Feijoo lo vio todo y se metió en política, como intentaremos demostrar: por eso, le hemos elegido para abrir este libro y que nos guíe en alguno de los puntos políticos del programa reformista durante la primera mitad del siglo. En la segunda mitad, el elegido es el golilla Campomanes, también nacido en cuna humilde, pero pagado de su hidalguía, pues fue el más representativo de una praxis política, despótica al principio, moderada luego, finalmente muy conservadora. Campomanes fue la inteligencia del siglo y dio prueba de que solo se podía llegar hasta donde las reformas tropezaran con los pilares del régimen, la Iglesia y la nobleza: era en definitiva lo que ya había dicho Feijoo y lo que acabará diciendo Jovellanos, que murió pensando que atacar los obstáculos de frente solo contribuía a reforzarlos.
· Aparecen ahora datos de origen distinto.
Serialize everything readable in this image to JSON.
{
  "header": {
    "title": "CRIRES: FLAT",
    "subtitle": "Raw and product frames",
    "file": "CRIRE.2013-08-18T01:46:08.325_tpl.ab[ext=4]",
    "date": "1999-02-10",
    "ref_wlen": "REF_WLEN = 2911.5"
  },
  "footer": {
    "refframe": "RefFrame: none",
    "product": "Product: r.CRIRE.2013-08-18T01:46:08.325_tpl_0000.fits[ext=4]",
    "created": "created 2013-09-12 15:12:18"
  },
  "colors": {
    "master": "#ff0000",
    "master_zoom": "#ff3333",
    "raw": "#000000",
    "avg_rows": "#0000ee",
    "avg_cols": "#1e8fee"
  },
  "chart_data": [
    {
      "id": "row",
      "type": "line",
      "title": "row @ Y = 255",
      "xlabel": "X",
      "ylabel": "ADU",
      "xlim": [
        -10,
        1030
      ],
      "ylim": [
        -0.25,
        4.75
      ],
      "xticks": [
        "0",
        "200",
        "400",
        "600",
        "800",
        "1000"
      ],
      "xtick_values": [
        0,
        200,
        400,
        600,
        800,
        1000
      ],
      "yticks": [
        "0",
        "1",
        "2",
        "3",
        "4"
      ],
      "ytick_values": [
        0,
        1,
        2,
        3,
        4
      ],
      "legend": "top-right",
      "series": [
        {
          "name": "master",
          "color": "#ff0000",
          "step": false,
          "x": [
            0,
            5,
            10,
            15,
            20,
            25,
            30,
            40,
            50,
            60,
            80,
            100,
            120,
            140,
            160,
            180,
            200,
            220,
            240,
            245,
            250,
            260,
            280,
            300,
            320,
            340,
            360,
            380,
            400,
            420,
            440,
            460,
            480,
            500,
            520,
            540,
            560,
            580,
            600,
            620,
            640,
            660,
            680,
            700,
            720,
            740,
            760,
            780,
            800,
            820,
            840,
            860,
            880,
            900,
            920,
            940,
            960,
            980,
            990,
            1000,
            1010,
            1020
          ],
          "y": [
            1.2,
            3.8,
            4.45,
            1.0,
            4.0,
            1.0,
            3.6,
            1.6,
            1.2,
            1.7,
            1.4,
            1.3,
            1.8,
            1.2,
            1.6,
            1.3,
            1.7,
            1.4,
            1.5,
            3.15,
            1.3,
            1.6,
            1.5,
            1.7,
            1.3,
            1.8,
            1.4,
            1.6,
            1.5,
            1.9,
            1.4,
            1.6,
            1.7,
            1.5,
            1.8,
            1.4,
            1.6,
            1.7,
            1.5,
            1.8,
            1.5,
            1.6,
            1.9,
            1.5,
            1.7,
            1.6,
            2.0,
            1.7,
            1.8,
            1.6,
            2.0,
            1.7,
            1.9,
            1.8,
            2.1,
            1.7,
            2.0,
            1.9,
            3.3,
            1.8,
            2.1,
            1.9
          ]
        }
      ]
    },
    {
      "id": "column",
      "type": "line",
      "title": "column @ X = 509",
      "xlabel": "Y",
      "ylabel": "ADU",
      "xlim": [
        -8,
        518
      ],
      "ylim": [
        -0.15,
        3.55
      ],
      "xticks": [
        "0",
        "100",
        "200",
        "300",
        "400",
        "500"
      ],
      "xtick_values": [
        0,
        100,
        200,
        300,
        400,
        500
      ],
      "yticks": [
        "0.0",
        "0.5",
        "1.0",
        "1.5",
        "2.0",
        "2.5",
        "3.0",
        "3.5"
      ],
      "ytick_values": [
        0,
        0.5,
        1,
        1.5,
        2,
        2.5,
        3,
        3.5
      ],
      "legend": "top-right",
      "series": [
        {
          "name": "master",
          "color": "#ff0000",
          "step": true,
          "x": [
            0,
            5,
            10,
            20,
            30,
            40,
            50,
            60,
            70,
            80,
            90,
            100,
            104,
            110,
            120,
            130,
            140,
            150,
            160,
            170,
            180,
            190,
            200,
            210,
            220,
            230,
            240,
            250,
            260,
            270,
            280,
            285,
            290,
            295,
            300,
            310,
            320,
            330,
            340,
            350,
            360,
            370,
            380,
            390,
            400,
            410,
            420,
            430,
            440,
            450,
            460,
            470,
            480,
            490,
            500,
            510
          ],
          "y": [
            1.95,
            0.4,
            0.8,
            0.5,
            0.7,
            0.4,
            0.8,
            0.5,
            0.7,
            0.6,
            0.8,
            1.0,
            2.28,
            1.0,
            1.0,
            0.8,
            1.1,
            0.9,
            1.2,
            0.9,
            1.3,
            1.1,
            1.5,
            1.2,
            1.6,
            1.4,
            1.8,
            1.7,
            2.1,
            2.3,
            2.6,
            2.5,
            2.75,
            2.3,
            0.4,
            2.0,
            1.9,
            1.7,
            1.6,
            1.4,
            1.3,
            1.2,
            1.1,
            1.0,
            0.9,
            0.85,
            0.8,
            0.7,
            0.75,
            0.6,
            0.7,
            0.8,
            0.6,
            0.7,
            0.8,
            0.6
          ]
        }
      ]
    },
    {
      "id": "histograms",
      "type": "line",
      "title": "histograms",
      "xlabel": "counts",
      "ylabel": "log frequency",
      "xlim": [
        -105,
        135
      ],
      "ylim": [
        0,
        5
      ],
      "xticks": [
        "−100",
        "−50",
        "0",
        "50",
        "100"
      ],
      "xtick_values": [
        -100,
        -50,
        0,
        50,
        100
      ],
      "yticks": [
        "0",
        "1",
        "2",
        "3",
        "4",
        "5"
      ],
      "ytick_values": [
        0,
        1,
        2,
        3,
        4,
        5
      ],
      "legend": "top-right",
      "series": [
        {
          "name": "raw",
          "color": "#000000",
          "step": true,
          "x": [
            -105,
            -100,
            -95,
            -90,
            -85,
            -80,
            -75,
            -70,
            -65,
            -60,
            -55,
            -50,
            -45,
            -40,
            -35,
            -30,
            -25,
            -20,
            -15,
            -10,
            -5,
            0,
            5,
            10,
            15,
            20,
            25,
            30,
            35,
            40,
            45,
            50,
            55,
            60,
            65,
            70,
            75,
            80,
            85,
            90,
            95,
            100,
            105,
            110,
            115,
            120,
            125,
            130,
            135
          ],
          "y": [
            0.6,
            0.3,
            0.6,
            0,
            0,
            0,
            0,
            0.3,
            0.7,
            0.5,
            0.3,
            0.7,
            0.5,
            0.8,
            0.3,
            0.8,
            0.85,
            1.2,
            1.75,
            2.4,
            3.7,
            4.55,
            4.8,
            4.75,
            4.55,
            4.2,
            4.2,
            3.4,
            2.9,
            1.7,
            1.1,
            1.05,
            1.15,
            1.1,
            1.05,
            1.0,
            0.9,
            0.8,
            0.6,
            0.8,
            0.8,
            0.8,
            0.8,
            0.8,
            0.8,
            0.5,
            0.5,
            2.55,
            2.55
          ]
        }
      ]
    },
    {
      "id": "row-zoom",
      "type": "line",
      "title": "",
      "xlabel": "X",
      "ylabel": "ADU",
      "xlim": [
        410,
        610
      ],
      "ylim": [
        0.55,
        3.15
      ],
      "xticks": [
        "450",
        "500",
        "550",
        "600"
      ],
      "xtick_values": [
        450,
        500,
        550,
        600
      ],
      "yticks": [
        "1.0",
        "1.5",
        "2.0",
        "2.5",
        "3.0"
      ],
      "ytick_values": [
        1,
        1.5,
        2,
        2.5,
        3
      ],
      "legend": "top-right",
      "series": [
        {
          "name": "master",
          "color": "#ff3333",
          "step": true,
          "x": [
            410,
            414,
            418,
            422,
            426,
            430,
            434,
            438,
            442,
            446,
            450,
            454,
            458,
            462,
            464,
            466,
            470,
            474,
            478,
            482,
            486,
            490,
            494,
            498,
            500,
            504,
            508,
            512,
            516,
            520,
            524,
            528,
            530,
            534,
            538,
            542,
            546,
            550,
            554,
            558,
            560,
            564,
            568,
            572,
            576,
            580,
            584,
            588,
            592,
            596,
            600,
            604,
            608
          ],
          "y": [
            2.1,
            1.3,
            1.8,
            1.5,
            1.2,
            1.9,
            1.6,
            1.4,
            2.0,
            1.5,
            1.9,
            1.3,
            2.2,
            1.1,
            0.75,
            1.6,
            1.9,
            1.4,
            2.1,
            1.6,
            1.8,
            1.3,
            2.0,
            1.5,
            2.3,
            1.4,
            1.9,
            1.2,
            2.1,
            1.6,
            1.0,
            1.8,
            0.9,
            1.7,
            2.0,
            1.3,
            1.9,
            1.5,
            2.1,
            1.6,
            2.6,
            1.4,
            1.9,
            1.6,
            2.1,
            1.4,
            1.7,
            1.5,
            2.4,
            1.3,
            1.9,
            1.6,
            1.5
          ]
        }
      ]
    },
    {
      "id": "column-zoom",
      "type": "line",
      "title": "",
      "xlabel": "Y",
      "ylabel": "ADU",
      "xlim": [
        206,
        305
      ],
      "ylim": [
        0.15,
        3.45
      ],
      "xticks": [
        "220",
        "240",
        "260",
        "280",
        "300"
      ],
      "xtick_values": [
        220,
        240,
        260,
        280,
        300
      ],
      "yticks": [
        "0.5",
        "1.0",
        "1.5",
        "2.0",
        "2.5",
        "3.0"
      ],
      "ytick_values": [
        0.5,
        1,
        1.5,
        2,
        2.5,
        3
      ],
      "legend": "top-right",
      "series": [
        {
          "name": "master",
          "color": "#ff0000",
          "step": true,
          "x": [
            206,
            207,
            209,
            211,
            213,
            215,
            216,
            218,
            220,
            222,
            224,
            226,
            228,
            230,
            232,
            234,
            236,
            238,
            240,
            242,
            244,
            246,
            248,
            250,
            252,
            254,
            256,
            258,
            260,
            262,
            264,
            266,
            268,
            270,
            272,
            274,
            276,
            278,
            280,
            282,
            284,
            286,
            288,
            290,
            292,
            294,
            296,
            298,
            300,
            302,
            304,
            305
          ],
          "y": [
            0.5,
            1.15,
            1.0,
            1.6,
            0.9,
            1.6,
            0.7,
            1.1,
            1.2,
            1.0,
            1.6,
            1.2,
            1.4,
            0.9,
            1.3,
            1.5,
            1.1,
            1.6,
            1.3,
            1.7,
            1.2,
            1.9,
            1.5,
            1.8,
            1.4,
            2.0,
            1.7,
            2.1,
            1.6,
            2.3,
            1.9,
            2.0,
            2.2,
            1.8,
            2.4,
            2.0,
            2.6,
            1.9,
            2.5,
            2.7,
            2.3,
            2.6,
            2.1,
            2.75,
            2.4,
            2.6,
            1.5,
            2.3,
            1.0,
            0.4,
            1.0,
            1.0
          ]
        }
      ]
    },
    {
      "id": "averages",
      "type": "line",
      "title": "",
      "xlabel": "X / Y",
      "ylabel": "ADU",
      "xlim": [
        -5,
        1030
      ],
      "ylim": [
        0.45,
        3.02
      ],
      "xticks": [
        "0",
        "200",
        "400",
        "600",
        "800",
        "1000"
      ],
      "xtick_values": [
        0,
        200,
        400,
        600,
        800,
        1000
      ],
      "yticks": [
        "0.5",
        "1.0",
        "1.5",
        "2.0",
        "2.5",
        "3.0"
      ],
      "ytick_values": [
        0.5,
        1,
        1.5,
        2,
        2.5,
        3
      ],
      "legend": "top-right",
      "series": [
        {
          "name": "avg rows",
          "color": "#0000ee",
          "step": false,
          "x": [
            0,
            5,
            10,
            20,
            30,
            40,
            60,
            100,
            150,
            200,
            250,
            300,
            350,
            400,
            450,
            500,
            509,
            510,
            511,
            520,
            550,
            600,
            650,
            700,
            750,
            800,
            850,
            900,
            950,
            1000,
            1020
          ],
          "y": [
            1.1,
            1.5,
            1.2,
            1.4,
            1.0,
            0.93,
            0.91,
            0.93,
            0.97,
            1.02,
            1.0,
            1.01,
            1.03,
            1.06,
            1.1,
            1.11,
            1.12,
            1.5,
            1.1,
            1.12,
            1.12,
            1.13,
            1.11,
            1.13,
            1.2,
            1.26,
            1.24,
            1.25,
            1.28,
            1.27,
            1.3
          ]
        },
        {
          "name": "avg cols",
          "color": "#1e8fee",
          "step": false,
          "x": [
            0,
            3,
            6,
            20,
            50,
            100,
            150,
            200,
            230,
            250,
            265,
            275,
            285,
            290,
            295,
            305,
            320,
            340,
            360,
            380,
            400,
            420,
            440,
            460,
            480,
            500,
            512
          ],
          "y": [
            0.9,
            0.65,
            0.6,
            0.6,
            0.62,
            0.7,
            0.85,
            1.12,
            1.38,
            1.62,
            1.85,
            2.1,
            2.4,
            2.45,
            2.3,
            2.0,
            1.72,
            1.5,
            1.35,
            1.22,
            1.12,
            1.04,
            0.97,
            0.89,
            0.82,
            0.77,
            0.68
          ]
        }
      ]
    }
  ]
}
Tener al rey al lado —a veces la firma del rey por las particulares condiciones de Felipe V y Fernando VI— era un objetivo político fundamental de cualquiera de los dos partidos. Afortunadamente, como vio Feijoo con claridad, con los Borbones del XVIII, todos adiestrados por Isabel Farnesio en el peligro que representaban los nobles, los ministros reformistas plebeyos tuvieron campo libre, aunque hubo momentos en que mudó la fortuna. No hay que decir que las víctimas que presentamos son el fruto del juego político de ambos partidos, que siempre miraron hacia el arcano regio, el que daba y quitaba. Al fin y al cabo, estamos en la plenitud del absolutismo y el rey es siempre el botón rojo. «Sin la firma del rey nada valdría», había dicho Ricardo Wall cuando esperaba la llegada de Carlos III junto al lecho del moribundo Fernando VI. La firma del rey es clave incluso cuando Carlos IV, en Bayona, permite con la suya el fin de su propia dinastía.